Says Blankenship: "In almost every case, it gets worked out and they move on."

Community Associations: A Force in American Housing

  • About 13 percent of residential housing in the U.S. is within some form of a community association.
  • There are currently 295,700 association-governed communities throughout the U.S.
  • More than 23.8 million housing units exist within association-governed communities in the U.S.
  • More than 58.8 million residents live in association-governed communities.
  • More than 1.7 million Americans serve on a community association board, with close to 400,000 participating as committee members.
  • The estimated real-estate value of all homes in community associations is close to $4 trillion, approximately 205 of the value of all U.S. residential real-estate.
  • Community association boards maintain investment accounts of more than $35 billion for the long-term maintenance and replacement of commonly held property.
  • Some of the largest community-managed associations in the U.S. are in Columbia, Md.; Reston, Va.; Valencia, Calif.; Summerlin, Nev.; and Highlands Ranch in Highlands, Colo.

Source: The Community Associations Institute 

Community Associations Institute — A Resource for Home Builders and Community Association Board Members

"For better and worse, the threat of litigation exists in almost every part of society, and the community association industry is no different," says CAI Spokesperson Frank Rathbun. But it doesn't have to be that way, he says.

"The more people understand and incorporate best practices, the less likely they are to encounter problems, some of which do have the potential for litigation. Best practices can help developers and homeowners avoid common mistakes," Rathbun says.

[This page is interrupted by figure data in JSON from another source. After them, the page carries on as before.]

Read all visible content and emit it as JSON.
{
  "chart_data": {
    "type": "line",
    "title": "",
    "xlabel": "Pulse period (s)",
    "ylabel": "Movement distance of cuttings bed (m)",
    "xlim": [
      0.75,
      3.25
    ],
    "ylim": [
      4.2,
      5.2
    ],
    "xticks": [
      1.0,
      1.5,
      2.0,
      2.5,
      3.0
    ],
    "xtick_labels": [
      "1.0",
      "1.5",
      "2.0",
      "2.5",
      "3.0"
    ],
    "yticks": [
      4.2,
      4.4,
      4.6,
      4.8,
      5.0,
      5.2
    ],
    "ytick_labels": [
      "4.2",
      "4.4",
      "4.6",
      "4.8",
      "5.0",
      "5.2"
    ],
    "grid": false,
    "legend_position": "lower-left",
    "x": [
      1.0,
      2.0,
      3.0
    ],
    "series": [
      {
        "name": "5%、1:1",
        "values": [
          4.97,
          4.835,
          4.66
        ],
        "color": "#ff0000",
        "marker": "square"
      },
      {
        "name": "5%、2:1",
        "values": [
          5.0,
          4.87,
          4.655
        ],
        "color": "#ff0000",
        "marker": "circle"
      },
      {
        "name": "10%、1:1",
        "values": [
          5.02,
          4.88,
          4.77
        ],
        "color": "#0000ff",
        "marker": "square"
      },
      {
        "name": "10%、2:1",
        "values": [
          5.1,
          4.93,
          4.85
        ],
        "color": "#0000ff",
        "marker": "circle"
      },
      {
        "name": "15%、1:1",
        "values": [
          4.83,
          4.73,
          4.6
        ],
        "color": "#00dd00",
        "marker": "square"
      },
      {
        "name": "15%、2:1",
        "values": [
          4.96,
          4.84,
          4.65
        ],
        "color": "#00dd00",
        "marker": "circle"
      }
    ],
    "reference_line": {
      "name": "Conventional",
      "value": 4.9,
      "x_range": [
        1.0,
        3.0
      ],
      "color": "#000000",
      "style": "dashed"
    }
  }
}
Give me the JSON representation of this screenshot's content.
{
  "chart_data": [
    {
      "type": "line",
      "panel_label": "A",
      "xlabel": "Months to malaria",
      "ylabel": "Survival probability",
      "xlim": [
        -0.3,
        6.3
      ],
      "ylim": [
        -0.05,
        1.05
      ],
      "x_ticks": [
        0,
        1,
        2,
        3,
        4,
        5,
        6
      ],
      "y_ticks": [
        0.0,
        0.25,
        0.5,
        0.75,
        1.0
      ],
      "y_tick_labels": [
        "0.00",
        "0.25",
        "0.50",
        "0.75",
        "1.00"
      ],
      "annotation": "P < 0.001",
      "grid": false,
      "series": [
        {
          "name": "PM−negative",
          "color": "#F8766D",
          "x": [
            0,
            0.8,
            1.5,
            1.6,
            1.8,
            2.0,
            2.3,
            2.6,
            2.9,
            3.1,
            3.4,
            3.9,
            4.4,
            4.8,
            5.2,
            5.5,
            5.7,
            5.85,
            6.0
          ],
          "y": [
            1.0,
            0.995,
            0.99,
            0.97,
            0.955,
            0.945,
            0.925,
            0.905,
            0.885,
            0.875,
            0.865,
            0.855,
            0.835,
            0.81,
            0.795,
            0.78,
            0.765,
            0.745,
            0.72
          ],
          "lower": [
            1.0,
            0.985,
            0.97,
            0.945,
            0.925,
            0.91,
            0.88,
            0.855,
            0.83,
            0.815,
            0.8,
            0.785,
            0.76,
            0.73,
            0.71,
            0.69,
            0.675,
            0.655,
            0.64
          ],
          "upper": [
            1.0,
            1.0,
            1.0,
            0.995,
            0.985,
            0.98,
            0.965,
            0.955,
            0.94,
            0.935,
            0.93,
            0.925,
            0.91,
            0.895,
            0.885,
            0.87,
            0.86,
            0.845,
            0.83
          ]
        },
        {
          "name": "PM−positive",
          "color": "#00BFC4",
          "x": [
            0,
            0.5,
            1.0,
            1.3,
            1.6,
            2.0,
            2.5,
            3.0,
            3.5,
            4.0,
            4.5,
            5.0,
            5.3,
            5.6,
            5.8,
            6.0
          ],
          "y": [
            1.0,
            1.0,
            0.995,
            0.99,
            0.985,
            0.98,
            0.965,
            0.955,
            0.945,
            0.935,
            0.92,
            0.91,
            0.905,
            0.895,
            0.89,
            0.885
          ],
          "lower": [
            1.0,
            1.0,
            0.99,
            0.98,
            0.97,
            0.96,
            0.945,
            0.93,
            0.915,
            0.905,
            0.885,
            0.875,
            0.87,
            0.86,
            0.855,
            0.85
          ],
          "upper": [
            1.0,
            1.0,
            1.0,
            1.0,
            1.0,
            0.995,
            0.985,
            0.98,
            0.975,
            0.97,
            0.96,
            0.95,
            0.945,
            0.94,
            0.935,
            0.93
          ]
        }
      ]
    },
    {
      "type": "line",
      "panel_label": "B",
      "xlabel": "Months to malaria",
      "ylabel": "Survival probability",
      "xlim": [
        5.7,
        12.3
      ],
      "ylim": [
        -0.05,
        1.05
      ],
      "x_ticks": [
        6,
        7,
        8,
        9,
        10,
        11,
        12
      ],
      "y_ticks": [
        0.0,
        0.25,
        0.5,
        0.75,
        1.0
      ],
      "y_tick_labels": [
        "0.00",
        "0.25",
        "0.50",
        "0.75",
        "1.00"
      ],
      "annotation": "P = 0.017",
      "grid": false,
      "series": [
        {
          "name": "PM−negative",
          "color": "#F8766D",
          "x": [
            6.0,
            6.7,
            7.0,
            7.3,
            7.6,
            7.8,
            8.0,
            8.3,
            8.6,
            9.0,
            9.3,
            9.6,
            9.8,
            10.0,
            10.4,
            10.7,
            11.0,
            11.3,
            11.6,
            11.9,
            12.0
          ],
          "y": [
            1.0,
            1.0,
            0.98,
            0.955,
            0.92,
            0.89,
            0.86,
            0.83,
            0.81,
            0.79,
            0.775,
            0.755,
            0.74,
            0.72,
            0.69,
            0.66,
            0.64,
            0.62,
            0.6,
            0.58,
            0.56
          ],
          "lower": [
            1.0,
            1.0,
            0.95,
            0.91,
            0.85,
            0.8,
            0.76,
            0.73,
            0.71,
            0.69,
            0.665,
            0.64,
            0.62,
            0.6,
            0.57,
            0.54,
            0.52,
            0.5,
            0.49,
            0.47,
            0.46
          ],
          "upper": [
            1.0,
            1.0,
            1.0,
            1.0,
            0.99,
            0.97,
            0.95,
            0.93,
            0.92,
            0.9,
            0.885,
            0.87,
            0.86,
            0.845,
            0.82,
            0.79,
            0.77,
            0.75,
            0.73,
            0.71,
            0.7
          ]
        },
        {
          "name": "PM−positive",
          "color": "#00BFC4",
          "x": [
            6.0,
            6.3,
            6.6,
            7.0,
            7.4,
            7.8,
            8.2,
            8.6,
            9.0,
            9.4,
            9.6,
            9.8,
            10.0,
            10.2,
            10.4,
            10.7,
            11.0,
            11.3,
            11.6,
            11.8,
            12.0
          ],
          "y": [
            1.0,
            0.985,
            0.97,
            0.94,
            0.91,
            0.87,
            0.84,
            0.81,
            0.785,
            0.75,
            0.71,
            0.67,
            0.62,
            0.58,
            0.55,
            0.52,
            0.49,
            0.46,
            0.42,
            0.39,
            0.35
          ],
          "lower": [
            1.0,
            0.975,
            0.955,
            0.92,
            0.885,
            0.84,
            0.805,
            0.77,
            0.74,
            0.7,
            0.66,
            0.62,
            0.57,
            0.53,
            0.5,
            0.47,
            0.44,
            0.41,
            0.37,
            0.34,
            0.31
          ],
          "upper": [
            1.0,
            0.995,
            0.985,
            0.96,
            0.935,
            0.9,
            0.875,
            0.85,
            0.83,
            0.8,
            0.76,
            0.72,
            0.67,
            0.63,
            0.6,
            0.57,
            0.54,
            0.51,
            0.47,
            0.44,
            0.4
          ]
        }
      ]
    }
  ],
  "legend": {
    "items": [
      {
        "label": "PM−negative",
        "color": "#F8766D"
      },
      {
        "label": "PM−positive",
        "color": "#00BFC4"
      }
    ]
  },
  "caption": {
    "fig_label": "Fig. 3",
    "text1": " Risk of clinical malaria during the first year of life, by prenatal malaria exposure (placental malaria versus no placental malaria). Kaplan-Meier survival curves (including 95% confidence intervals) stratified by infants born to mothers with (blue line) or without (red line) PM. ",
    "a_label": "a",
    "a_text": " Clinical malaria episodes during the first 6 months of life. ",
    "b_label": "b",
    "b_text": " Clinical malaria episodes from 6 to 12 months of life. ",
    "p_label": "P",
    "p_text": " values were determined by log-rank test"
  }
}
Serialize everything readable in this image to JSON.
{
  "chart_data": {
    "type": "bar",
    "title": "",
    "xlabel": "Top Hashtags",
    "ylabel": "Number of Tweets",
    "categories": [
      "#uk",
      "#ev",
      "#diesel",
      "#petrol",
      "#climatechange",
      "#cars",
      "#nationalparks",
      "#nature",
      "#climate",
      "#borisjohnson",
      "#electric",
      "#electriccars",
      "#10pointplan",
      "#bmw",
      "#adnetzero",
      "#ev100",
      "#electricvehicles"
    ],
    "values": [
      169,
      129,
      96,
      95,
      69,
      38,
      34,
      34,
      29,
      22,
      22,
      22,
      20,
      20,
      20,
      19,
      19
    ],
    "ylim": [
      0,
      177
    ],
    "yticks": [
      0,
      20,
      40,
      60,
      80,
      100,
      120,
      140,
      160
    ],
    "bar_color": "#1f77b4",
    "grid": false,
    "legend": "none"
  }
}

If they aren't already, home builders involved in the development of self-sustaining communities might want to become familiar with the Community Associations Institute and its foundation.

"Those who take advantage of CAI and foundation tools and resources will put themselves in a better position to create, inspire and sustain better, more effective communities," Rathbun says.

CAI is a national membership organization "dedicated to fostering vibrant, competent, harmonious common-interest communities." It provides education, tools and resources to people who govern communities and the professionals who support them.

The Foundation for Community Association Research supports the CAI. The foundation is a non-profit organization that conducts research, educates and offers other resources for those involved in residential community association governance and management.